The Scottish crossbill may be going; the black kite may be coming. Climate change appears to be widely affecting Britain's wild birds, a study shows.

Some bird populations are shrinking, some are increasing, and others are moving under the influence of rising temperatures, says the report from a coalition of conservation groups, led by the Royal Society for the Protection of Birds (RSPB).

The report has compelling evidence to indicate that although global warming is widely thought of as a phenomenon of the future, it is already changing the natural world. Hotter, dryer summers and warmer, wetter winters are starting to affect bird numbers, and mean we may soon lose some attractive species, such as the native crossbill of Scotland's pine forests, according to The State of the UK's Birds 2004, which is being launched today at the British Birdwatching Fair at Rutland Water.

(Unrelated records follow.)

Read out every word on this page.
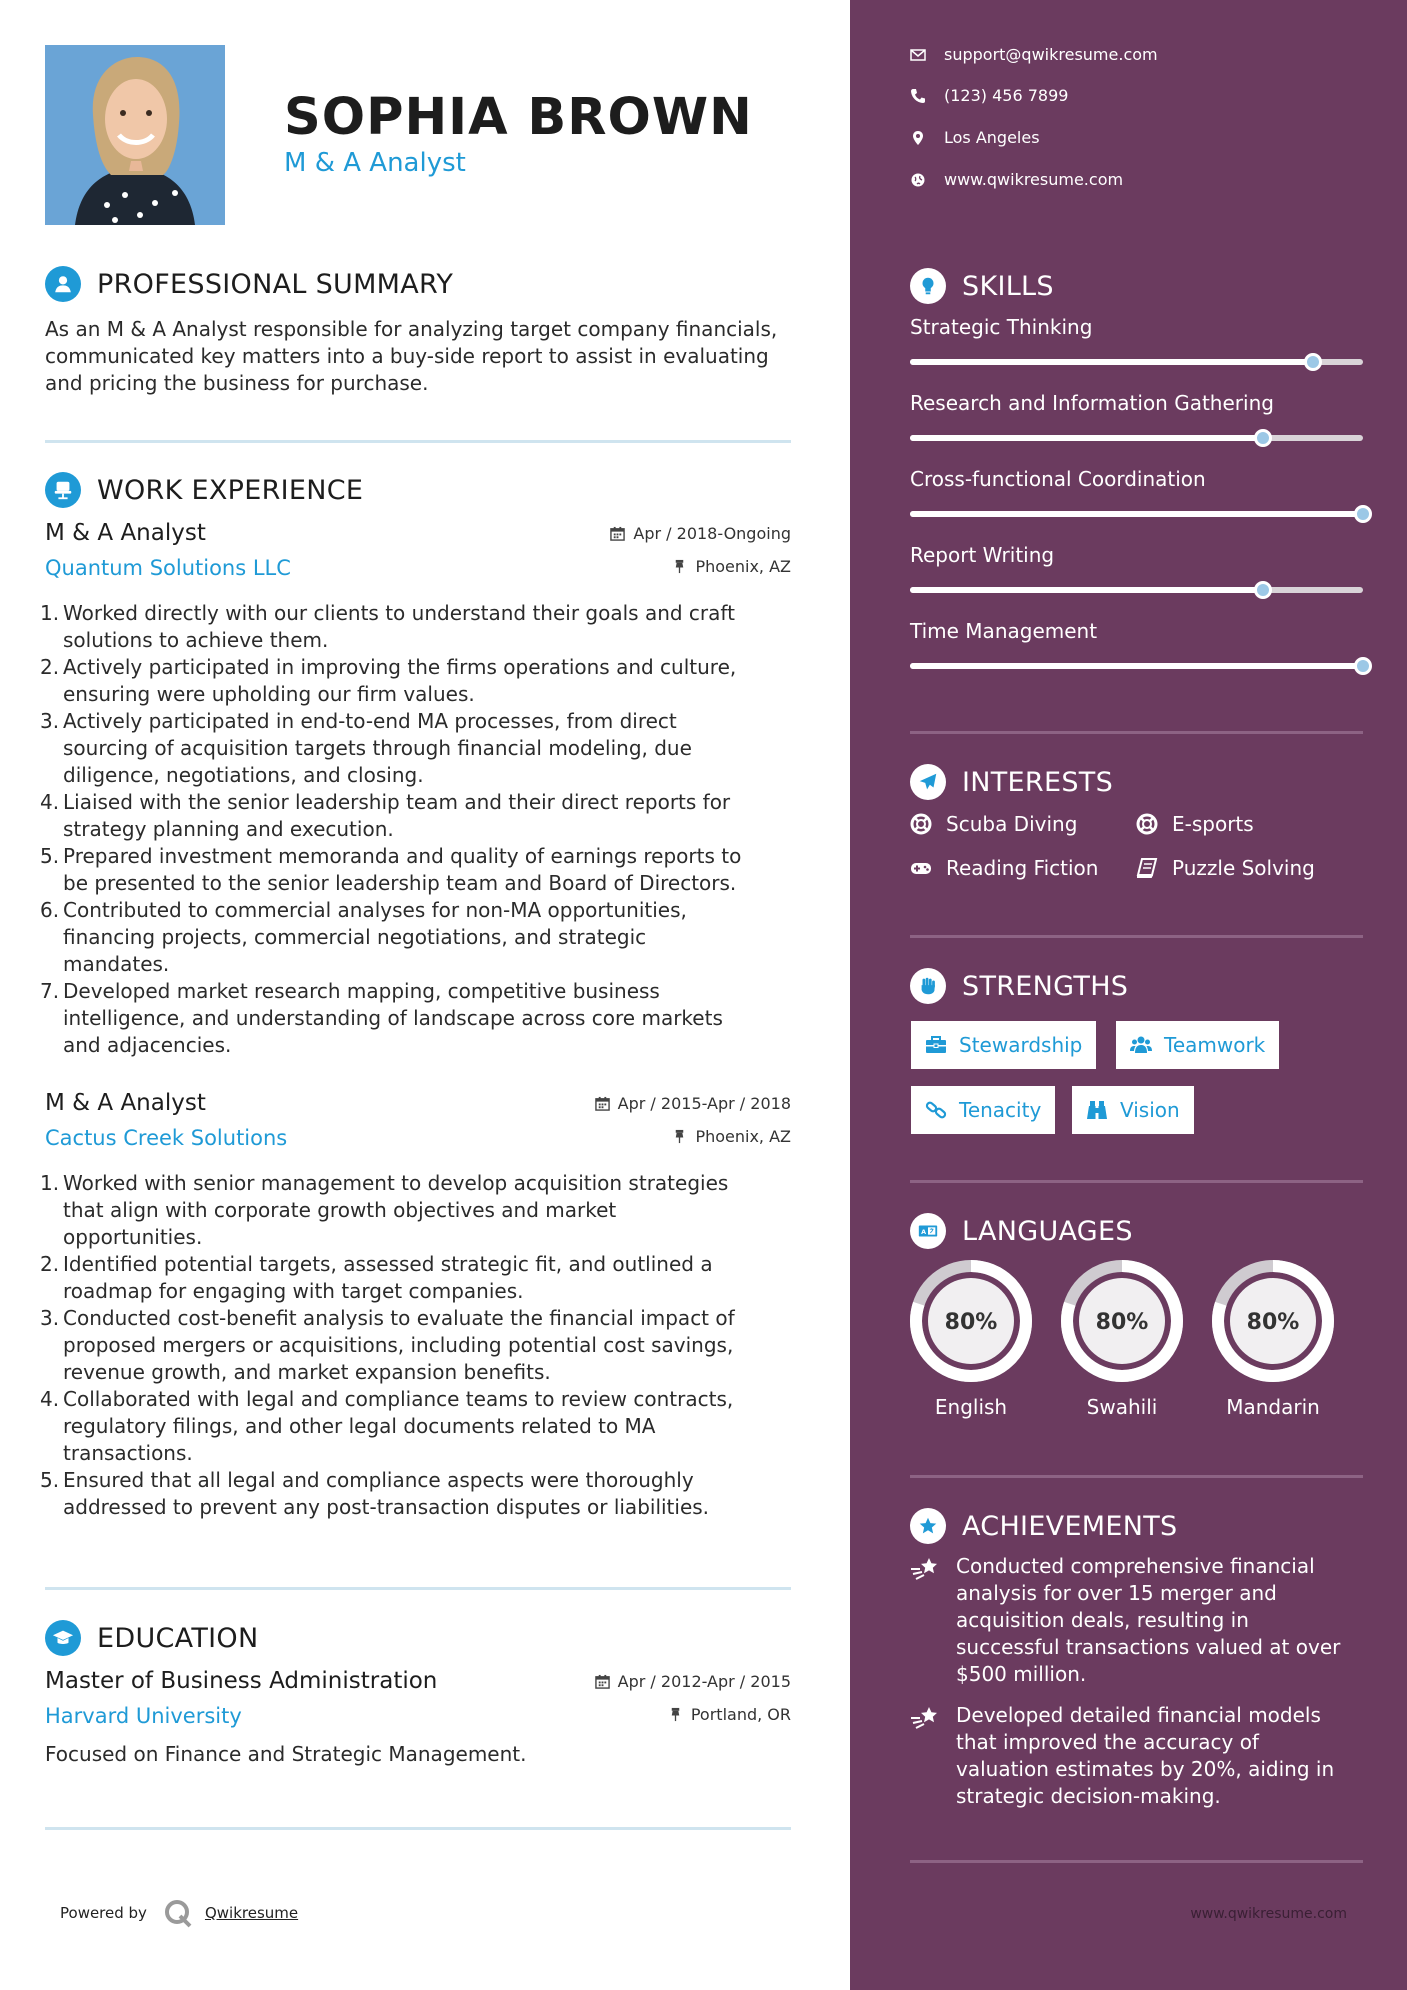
SOPHIA BROWN
M & A Analyst
PROFESSIONAL SUMMARY
As an M & A Analyst responsible for analyzing target company financials, communicated key matters into a buy-side report to assist in evaluating and pricing the business for purchase.
WORK EXPERIENCE
M & A Analyst
Quantum Solutions LLC
Apr / 2018-Ongoing
Phoenix, AZ
1. Worked directly with our clients to understand their goals and craft
solutions to achieve them.
2. Actively participated in improving the firms operations and culture,
ensuring were upholding our firm values.
3. Actively participated in end-to-end MA processes, from direct
sourcing of acquisition targets through financial modeling, due
diligence, negotiations, and closing.
4. Liaised with the senior leadership team and their direct reports for
strategy planning and execution.
5. Prepared investment memoranda and quality of earnings reports to
be presented to the senior leadership team and Board of Directors.
6. Contributed to commercial analyses for non-MA opportunities,
financing projects, commercial negotiations, and strategic
mandates.
7. Developed market research mapping, competitive business
intelligence, and understanding of landscape across core markets
and adjacencies.
M & A Analyst
Cactus Creek Solutions
Apr / 2015-Apr / 2018
Phoenix, AZ
1. Worked with senior management to develop acquisition strategies
that align with corporate growth objectives and market
opportunities.
2. Identified potential targets, assessed strategic fit, and outlined a
roadmap for engaging with target companies.
3. Conducted cost-benefit analysis to evaluate the financial impact of
proposed mergers or acquisitions, including potential cost savings,
revenue growth, and market expansion benefits.
4. Collaborated with legal and compliance teams to review contracts,
regulatory filings, and other legal documents related to MA
transactions.
5. Ensured that all legal and compliance aspects were thoroughly
addressed to prevent any post-transaction disputes or liabilities.
EDUCATION
Master of Business Administration
Harvard University
Apr / 2012-Apr / 2015
Portland, OR
Focused on Finance and Strategic Management.
Powered by	Qwikresume
support@qwikresume.com
(123) 456 7899
Los Angeles
www.qwikresume.com
SKILLS
Strategic Thinking
Research and Information Gathering
Cross-functional Coordination
Report Writing
Time Management
INTERESTS
Scuba Diving	E-sports
Reading Fiction	Puzzle Solving
STRENGTHS
Stewardship	Teamwork
Tenacity	Vision
A LANGUAGES
80%
English
80%
Swahili
80%
Mandarin
ACHIEVEMENTS
Conducted comprehensive financial
analysis for over 15 merger and
acquisition deals, resulting in
successful transactions valued at over
$500 million.
Developed detailed financial models
that improved the accuracy of
valuation estimates by 20%, aiding in
strategic decision-making.
www.qwikresume.com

But we may gain unfamiliar, charismatic newcomers moving into Britain as breeding birds from continental Europe, such as the black kite and the cattle egret. The report, produced by the RSPB with the British Trust for Ornithology, the Wildfowl and Wetlands Trust, English Nature, Scottish Natural Heritage, the Countryside Council for Wales and the Environment and Heritage Service of Northern Ireland, pulls together a mass of recent data on changes in British bird populations which appear to be climate-related. Although there are winners in this process, the losers attract the most concern.

Global warming seems to be hitting some bird species in three ways: by directly affecting the availability of their food, by affecting the state of their habitat, and by affecting their ability to migrate. The prime example of a food loss is with seabirds: 2004 was the worst breeding season on record for many UK seabirds, especially the guillemots and puffins of the northern isles, which suffered catastrophic breeding failure.